F. This is the key. I call it the “wedge.” If you can drive a wedge between your increasing earning and the increasing cost of your lifestyle, and then save and invest the difference, you can continue to improve your lifestyle and make more money. By consciously violating Parkinson’s Law, you will eventually become financially independent.
Increase Earnings
Savings
Keep Expenses Constant
G. Action Exercise
Here are two things you can do to apply this law immediately:
· First, imagine that your financial life is like a failing company that you have taken over. Institute an immediate financial freeze. Halt all non-essential expenses. Draw up a budget of your fixed, unavoidable costs per month, and, resolve to limit your expenditures temporarily to these amounts. Remember you can rationalize everything as a fixed expense. Clothing and entertainment are NOT fixed expenses. Here’s a trick…. Make believe you lost your job and NO money is coming in….. Now what expenses HAVE to paid to survive?… Hmm! What happens to Cable TV?… It changes from a fixed (I need to survive) expense to a variable (I want it) expense. You see the problem is “Need versus Want” How much vacation or pairs of shoes do you need versus want. I am not saying you must go on a diet of “franks and beans.” Look at the things you “want”… write them out on a list, but budget for them, and then when they go on sale, consider buying. Say you “want” a new set of towels for the bathroom…. “White sales” are twice a year. If you have to buy them, then get them on sale. Trust me the toilet, bath tub and your guests do not know you got them on sale. And, if you did “SAVE” money on the purchase, then, physically take the amount you “saved” and place it in your investment account. Otherwise, you never really “Saved” the money.
· People tell me they can not save 10% of their income. If your taxes go up 10% (which they will) you would learn to live on a lesser take home. So set aside a MINIMUM of 10% of your gross income to savings/investing. By the way this 10% does not include any money set aside in a 401K or company plan, which is additional and separate. So I am saying live on 90% today and save 10% for tomorrow. What do most people do with a raise or bonus before they get it? Spend it. That is what losers do. You are NOT a loser.

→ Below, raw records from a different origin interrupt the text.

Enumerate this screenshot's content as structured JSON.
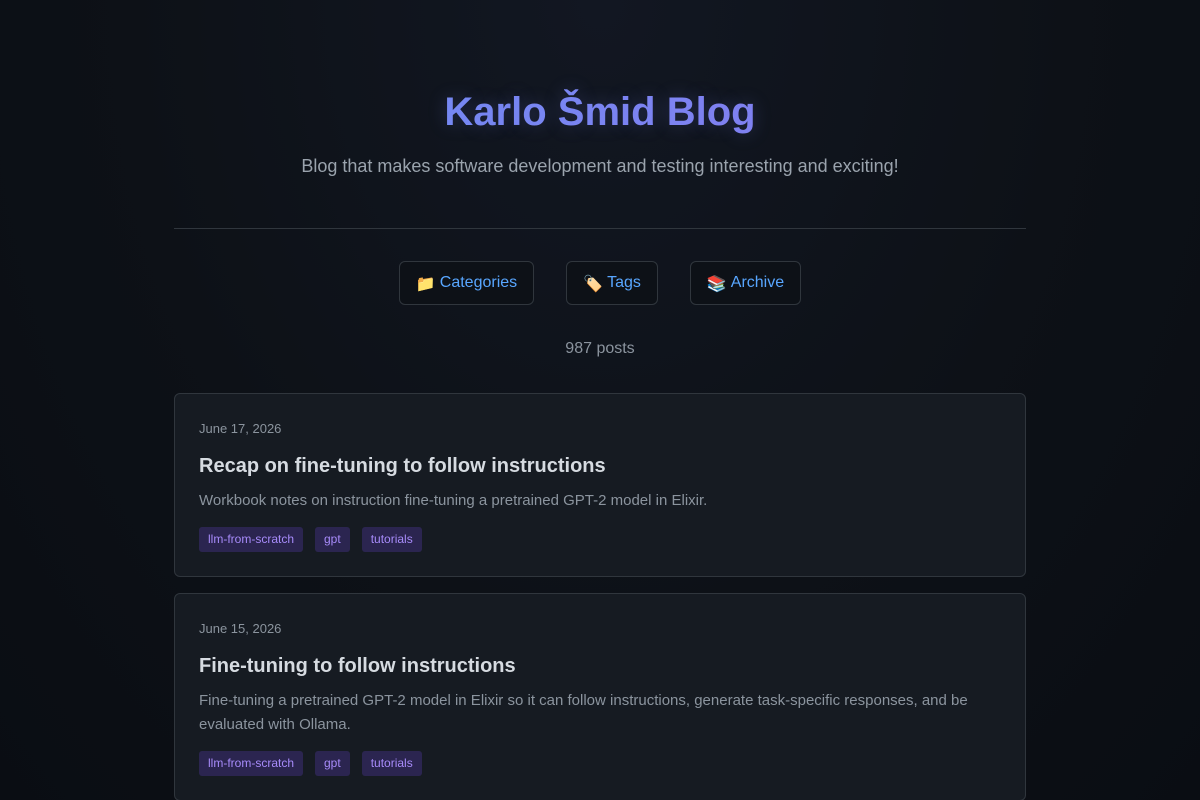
{
  "site": {
    "title": "Karlo Šmid Blog",
    "subtitle": "Blog that makes software development and testing interesting and exciting!"
  },
  "nav": [
    {
      "icon": "📁",
      "icon_name": "folder-icon",
      "label": "Categories"
    },
    {
      "icon": "🏷️",
      "icon_name": "tag-icon",
      "label": "Tags"
    },
    {
      "icon": "📚",
      "icon_name": "books-icon",
      "label": "Archive"
    }
  ],
  "post_count": "987 posts",
  "posts": [
    {
      "date": "June 17, 2026",
      "title": "Recap on fine-tuning to follow instructions",
      "excerpt": "Workbook notes on instruction fine-tuning a pretrained GPT-2 model in Elixir.",
      "tags": [
        "llm-from-scratch",
        "gpt",
        "tutorials"
      ]
    },
    {
      "date": "June 15, 2026",
      "title": "Fine-tuning to follow instructions",
      "excerpt": "Fine-tuning a pretrained GPT-2 model in Elixir so it can follow instructions, generate task-specific responses, and be evaluated with Ollama.",
      "tags": [
        "llm-from-scratch",
        "gpt",
        "tutorials"
      ]
    }
  ],
  "colors": {
    "background": "#0d1117",
    "card": "#161b22",
    "border": "#30363d",
    "title_gradient_start": "#6e8ff5",
    "title_gradient_end": "#8a7cf0",
    "link": "#58a6ff",
    "tag_bg": "#2b2550",
    "tag_text": "#a78bfa"
  }
}
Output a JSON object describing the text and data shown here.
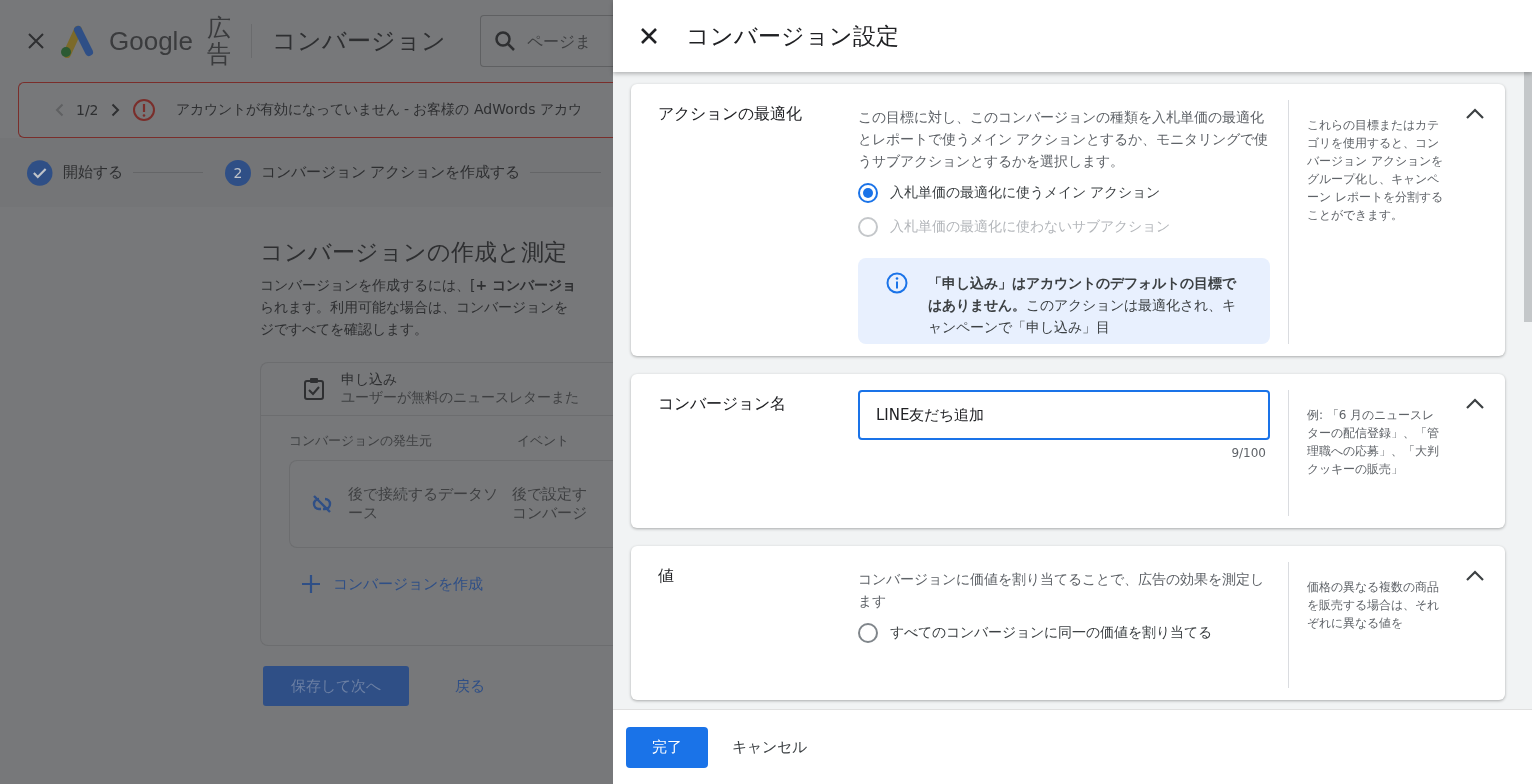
{
  "background_page": {
    "logo_text": "Google",
    "logo_suffix": "広告",
    "page_title": "コンバージョン",
    "search": {
      "placeholder": "ページま"
    },
    "alert": {
      "counter": "1/2",
      "message": "アカウントが有効になっていません - お客様の AdWords アカウ"
    },
    "steps": [
      {
        "label": "開始する",
        "completed": true
      },
      {
        "number": "2",
        "label": "コンバージョン アクションを作成する",
        "completed": false
      }
    ],
    "heading": "コンバージョンの作成と測定",
    "description": [
      "コンバージョンを作成するには、[**+ コンバージョ**",
      "られます。利用可能な場合は、コンバージョンを",
      "ジですべてを確認します。"
    ],
    "goal": {
      "title": "申し込み",
      "subtitle": "ユーザーが無料のニュースレターまた"
    },
    "columns": [
      "コンバージョンの発生元",
      "イベント"
    ],
    "source_row": {
      "source": "後で接続するデータソース",
      "event": "後で設定すコンバージ"
    },
    "create_link": "コンバージョンを作成",
    "buttons": [
      {
        "label": "保存して次へ",
        "kind": "primary"
      },
      {
        "label": "戻る",
        "kind": "text"
      }
    ]
  },
  "panel": {
    "title": "コンバージョン設定",
    "sections": [
      {
        "kind": "radios",
        "label": "アクションの最適化",
        "description": "この目標に対し、このコンバージョンの種類を入札単価の最適化とレポートで使うメイン アクションとするか、モニタリングで使うサブアクションとするかを選択します。",
        "options": [
          {
            "label": "入札単価の最適化に使うメイン アクション",
            "selected": true,
            "disabled": false
          },
          {
            "label": "入札単価の最適化に使わないサブアクション",
            "selected": false,
            "disabled": true
          }
        ],
        "notice": "**「申し込み」はアカウントのデフォルトの目標ではありません。**このアクションは最適化され、キャンペーンで「申し込み」目",
        "help": "これらの目標またはカテゴリを使用すると、コンバージョン アクションをグループ化し、キャンペーン レポートを分割することができます。",
        "expanded": true
      },
      {
        "kind": "text",
        "label": "コンバージョン名",
        "value": "LINE友だち追加",
        "counter": "9/100",
        "help": "例: 「6 月のニュースレターの配信登録」、「管理職への応募」、「大判クッキーの販売」",
        "expanded": true
      },
      {
        "kind": "radios",
        "label": "値",
        "description": "コンバージョンに価値を割り当てることで、広告の効果を測定します",
        "options": [
          {
            "label": "すべてのコンバージョンに同一の価値を割り当てる",
            "selected": false,
            "disabled": false
          }
        ],
        "help": "価格の異なる複数の商品を販売する場合は、それぞれに異なる値を",
        "expanded": true
      }
    ],
    "buttons": [
      {
        "label": "完了",
        "kind": "primary"
      },
      {
        "label": "キャンセル",
        "kind": "text"
      }
    ]
  }
}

You are a winner. You never had this raise or bonus anyway, so, by saving 90% of the raise or bonus, and, spending 10%, then, that is still 10% more to spend than you are currently spending now. (Or do 80%-20%)
H. Carefully examine every expense. Question it as though you were analyzing someone else’s expenses. Look for ways to economize or cut back. Aim for a minimum of a 10 percent reduction in your living costs over the next three months.
You see it is not how much money you make that counts… it is how much you keep that counts. This is what the wealthy do! What did mom and dad teach me… if you want to be wealthy do what wealthy people do…if you want to be poor do what poor people do…DUH!
Stop and look at how much you have earned from your first job until today…what do you have to show for it? The way most people handle their finances; well, if they were the leader of a large company, and, handled the company’s money the same way… they would be prosecuted for misappropriation of funds. You are the President of your own company…called You,Inc. Then, act like a President.
Let me know the little “savings” tricks that have worked for you in our comments section.
Jacque said,
Wrote on January 21, 2007 @ 3:24 pm
This is great advice. Right now I’m saving 45% due make up for the time lost before!
I’m 30 and I would like to retire in the next twenty years!